Question

example 4
pars wants to make a box by cutting out corners of a piece of paper and folding up the sides. the cardboard is 9 inches by 13 inches. the volume v(x) in cubic inches of the box is a function of the side lengths x in inches of the square cutouts.

1. write the expressions for v(x).
2. find v(4) and explain what it means in context.

Explanation:

Step1: Determine box dimensions

When we cut out squares of side - length $x$ from each corner of a cardboard that is 9 inches by 13 inches and fold up the sides, the length of the box $L=13 - 2x$, the width of the box $W = 9-2x$, and the height of the box $H=x$. The volume formula for a rectangular - box is $V = L\times W\times H$.

Step2: Write the volume function

Substitute the values of $L$, $W$, and $H$ into the volume formula.
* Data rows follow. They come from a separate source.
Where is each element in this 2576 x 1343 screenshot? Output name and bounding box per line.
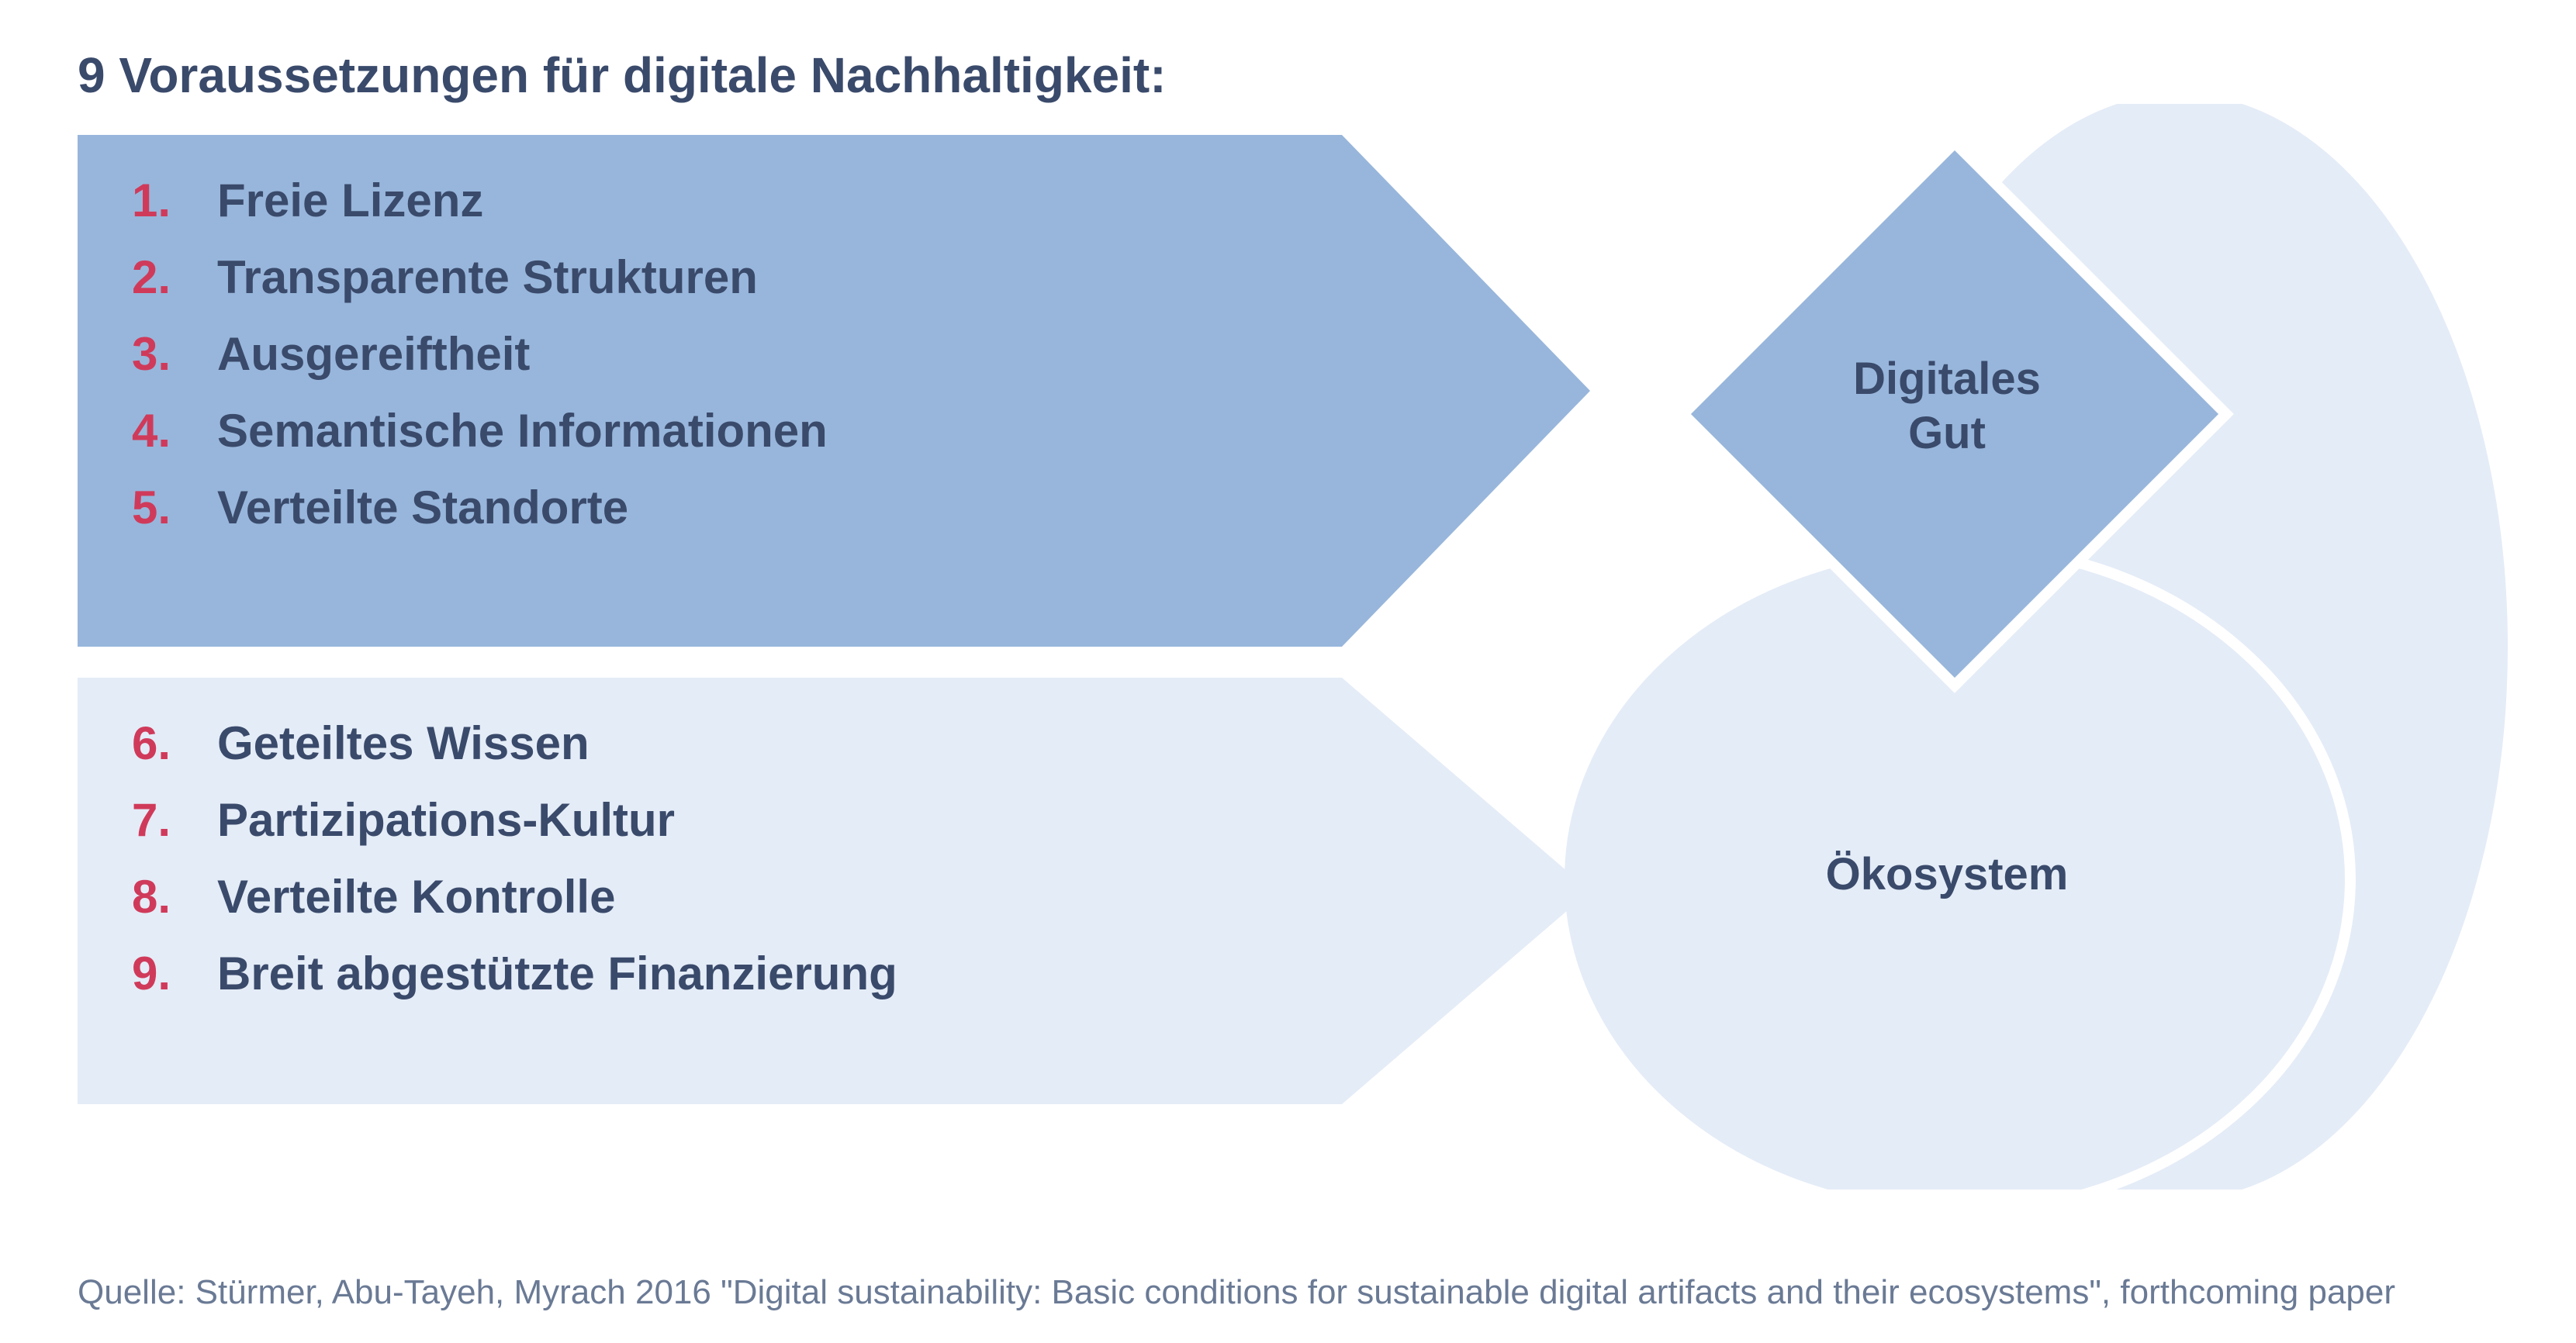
diamond-label-line1: Digitales	[1853, 354, 2041, 404]
item-label: Ausgereiftheit	[217, 327, 530, 381]
item-label: Partizipations-Kultur	[217, 793, 675, 847]
ellipse-label: Ökosystem	[1807, 848, 2087, 900]
item-label: Semantische Informationen	[217, 404, 828, 457]
list-item: 6.Geteiltes Wissen	[132, 716, 1536, 770]
item-label: Geteiltes Wissen	[217, 716, 590, 770]
bottom-arrow-content: 6.Geteiltes Wissen7.Partizipations-Kultu…	[132, 716, 1536, 1000]
item-number: 5.	[132, 481, 217, 534]
item-label: Freie Lizenz	[217, 174, 483, 227]
item-number: 1.	[132, 174, 217, 227]
list-item: 9.Breit abgestützte Finanzierung	[132, 947, 1536, 1000]
right-shapes-svg	[1544, 104, 2513, 1189]
list-item: 5.Verteilte Standorte	[132, 481, 1536, 534]
item-number: 9.	[132, 947, 217, 1000]
diagram-area: 1.Freie Lizenz2.Transparente Strukturen3…	[31, 135, 2545, 1205]
item-number: 8.	[132, 870, 217, 924]
list-item: 4.Semantische Informationen	[132, 404, 1536, 457]
list-item: 8.Verteilte Kontrolle	[132, 870, 1536, 924]
diamond-label: Digitales Gut	[1807, 352, 2087, 460]
list-item: 3.Ausgereiftheit	[132, 327, 1536, 381]
top-arrow-content: 1.Freie Lizenz2.Transparente Strukturen3…	[132, 174, 1536, 534]
item-label: Transparente Strukturen	[217, 250, 758, 304]
item-label: Verteilte Standorte	[217, 481, 628, 534]
item-label: Verteilte Kontrolle	[217, 870, 615, 924]
item-number: 4.	[132, 404, 217, 457]
bottom-arrow-box: 6.Geteiltes Wissen7.Partizipations-Kultu…	[78, 678, 1590, 1104]
item-number: 6.	[132, 716, 217, 770]
item-number: 3.	[132, 327, 217, 381]
list-item: 7.Partizipations-Kultur	[132, 793, 1536, 847]
list-item: 2.Transparente Strukturen	[132, 250, 1536, 304]
source-citation: Quelle: Stürmer, Abu-Tayeh, Myrach 2016 …	[78, 1273, 2395, 1312]
item-number: 7.	[132, 793, 217, 847]
diamond-label-line2: Gut	[1908, 408, 1986, 458]
item-label: Breit abgestützte Finanzierung	[217, 947, 897, 1000]
top-arrow-box: 1.Freie Lizenz2.Transparente Strukturen3…	[78, 135, 1590, 647]
item-number: 2.	[132, 250, 217, 304]
list-item: 1.Freie Lizenz	[132, 174, 1536, 227]
diagram-container: 9 Voraussetzungen für digitale Nachhalti…	[31, 31, 2545, 1312]
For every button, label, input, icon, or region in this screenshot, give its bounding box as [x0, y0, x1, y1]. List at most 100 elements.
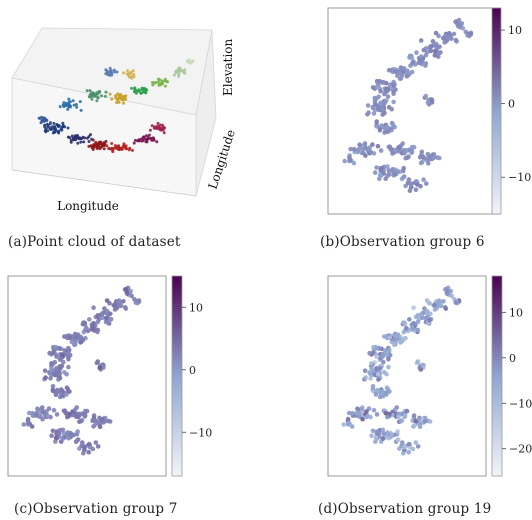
scatter-point: [359, 406, 365, 412]
cloud-point: [75, 105, 79, 109]
cloud-point: [77, 137, 81, 141]
scatter-point: [389, 120, 395, 126]
scatter-point: [427, 45, 432, 50]
scatter-point: [423, 93, 429, 99]
scatter-point: [348, 146, 353, 152]
scatter-point: [78, 339, 84, 345]
scatter-point: [411, 413, 417, 418]
scatter-point: [75, 429, 80, 434]
colorbar-tick-label: −20: [509, 443, 532, 456]
scatter-points: [342, 17, 474, 193]
cloud-point: [39, 121, 43, 125]
cloud-point: [68, 136, 72, 140]
scatter-point: [436, 51, 442, 56]
colorbar-tick-label: 0: [189, 364, 196, 377]
scatter-point: [441, 35, 447, 41]
scatter-point: [374, 412, 380, 417]
scatter-point: [50, 384, 56, 389]
cloud-point: [156, 124, 159, 128]
cloud-point: [72, 103, 76, 107]
colorbar-tick-label: 0: [509, 352, 516, 365]
scatter-point: [443, 287, 449, 292]
cloud-point: [146, 137, 150, 141]
scatter-point: [26, 420, 32, 426]
scatter-point: [421, 177, 426, 182]
point-cloud-points: [37, 58, 195, 154]
scatter-point: [371, 407, 377, 413]
scatter-point: [95, 319, 101, 325]
scatter-point: [350, 410, 355, 416]
x-axis-label: Longitude: [57, 199, 119, 213]
cloud-point: [156, 121, 160, 125]
scatter-point: [414, 179, 419, 184]
cloud-point: [110, 97, 114, 101]
cloud-point: [60, 128, 64, 132]
scatter-point: [401, 166, 406, 171]
scatter-point: [410, 446, 416, 452]
scatter-point: [436, 298, 442, 303]
scatter-point: [360, 416, 365, 422]
cloud-point: [148, 128, 152, 132]
cloud-point: [95, 99, 99, 103]
scatter-point: [91, 305, 96, 310]
scatter-point: [367, 145, 372, 150]
cloud-point: [108, 92, 112, 96]
cloud-point: [96, 96, 100, 100]
scatter-point: [386, 432, 391, 437]
cloud-point: [122, 71, 125, 75]
scatter-point: [411, 59, 416, 64]
scatter-point: [425, 99, 431, 105]
scatter-point: [393, 87, 398, 92]
scatter-point: [374, 84, 380, 90]
scatter-point: [390, 151, 395, 156]
scatter-point: [409, 182, 414, 187]
scatter-point: [380, 436, 386, 442]
cloud-point: [49, 126, 52, 130]
cloud-point: [134, 91, 138, 95]
scatter-point: [91, 413, 97, 418]
scatter-point: [418, 184, 423, 189]
cloud-point: [158, 78, 161, 82]
cloud-point: [61, 123, 65, 127]
scatter-point: [60, 352, 65, 358]
scatter-point: [102, 419, 108, 424]
scatter-point: [372, 101, 378, 106]
cloud-point: [172, 73, 176, 77]
cloud-point: [108, 66, 112, 70]
scatter-point: [66, 364, 71, 370]
cloud-point: [114, 94, 118, 98]
cloud-point: [158, 126, 162, 130]
scatter-point: [424, 315, 429, 321]
scatter-point: [378, 101, 383, 106]
scatter-point: [384, 87, 390, 92]
scatter-point: [372, 170, 378, 175]
scatter-point: [437, 44, 442, 50]
scatter-point: [410, 326, 415, 332]
caption-a: (a)Point cloud of dataset: [8, 234, 181, 250]
cloud-point: [82, 140, 86, 144]
cloud-point: [113, 146, 116, 150]
cloud-point: [142, 137, 146, 140]
scatter-point: [389, 432, 395, 437]
cloud-point: [105, 144, 109, 148]
scatter-point: [63, 410, 69, 416]
cloud-point: [142, 90, 146, 94]
scatter-point: [411, 305, 416, 310]
scatter-point: [389, 86, 395, 92]
scatter-point: [78, 418, 84, 424]
scatter-point: [427, 318, 432, 323]
scatter-point: [370, 142, 375, 147]
scatter-point: [386, 168, 391, 173]
scatter-point: [76, 414, 81, 420]
scatter-point: [380, 106, 385, 112]
cloud-point: [78, 100, 82, 104]
scatter-point: [50, 350, 56, 355]
cloud-point: [154, 81, 158, 85]
scatter-point: [35, 406, 40, 411]
scatter-point: [49, 433, 54, 438]
scatter-point: [373, 439, 378, 444]
z-axis-label: Elevation: [221, 38, 235, 96]
scatter-point: [346, 410, 352, 416]
scatter-point: [368, 376, 373, 381]
cloud-point: [183, 68, 187, 72]
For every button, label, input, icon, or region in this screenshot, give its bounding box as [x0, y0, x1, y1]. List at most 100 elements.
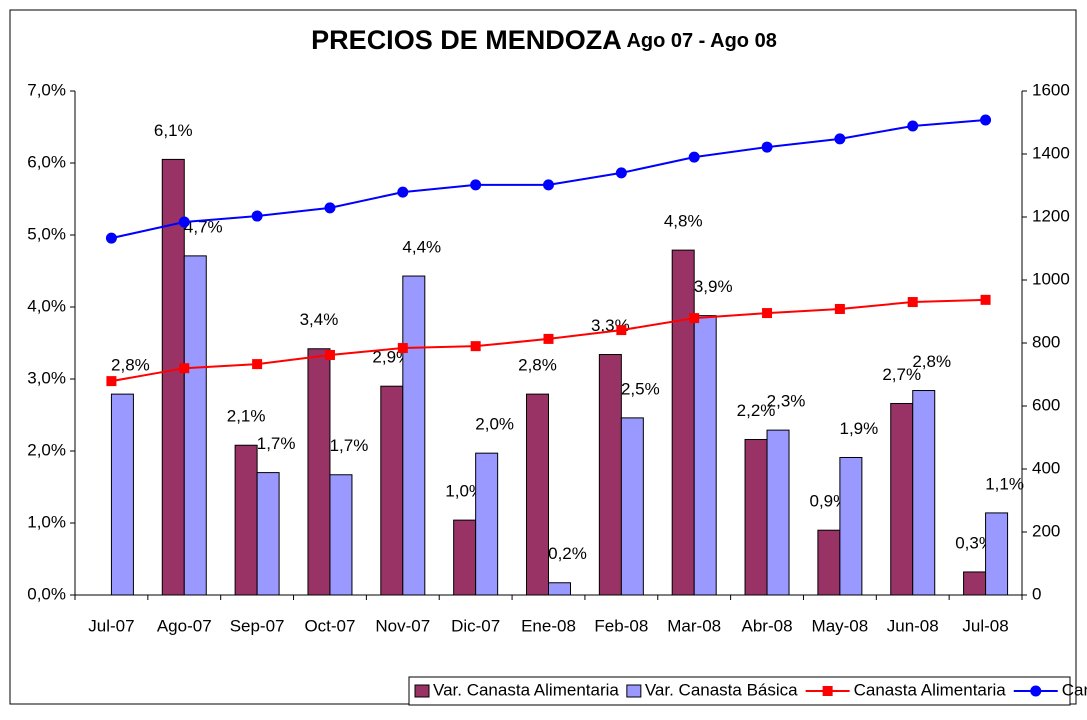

So, $V(x)=(13 - 2x)(9 - 2x)x$. Expand the first two factors: $(13 - 2x)(9 - 2x)=13\times9-13\times2x-2x\times9 + 4x^{2}=117-26x - 18x+4x^{2}=117 - 44x+4x^{2}$. Then $V(x)=(117 - 44x + 4x^{2})x=4x^{3}-44x^{2}+117x$.

Step3: Calculate $V(4)$

Substitute $x = 4$ into $V(x)$:
\[

$$\begin{align*} V(4)&=4\times4^{3}-44\times4^{2}+117\times4\\ &=4\times64-44\times16 + 468\\ &=256-704+468\\ &=20 \end{align*}$$

\]
In the context of the problem, $V(4)$ represents the volume of the box (in cubic inches) when the side - length of the square cutouts is 4 inches.

Answer:

1. $V(x)=4x^{3}-44x^{2}+117x$
2. $V(4) = 20$. It means the volume of the box is 20 cubic inches when the side - length of the square cutouts is 4 inches.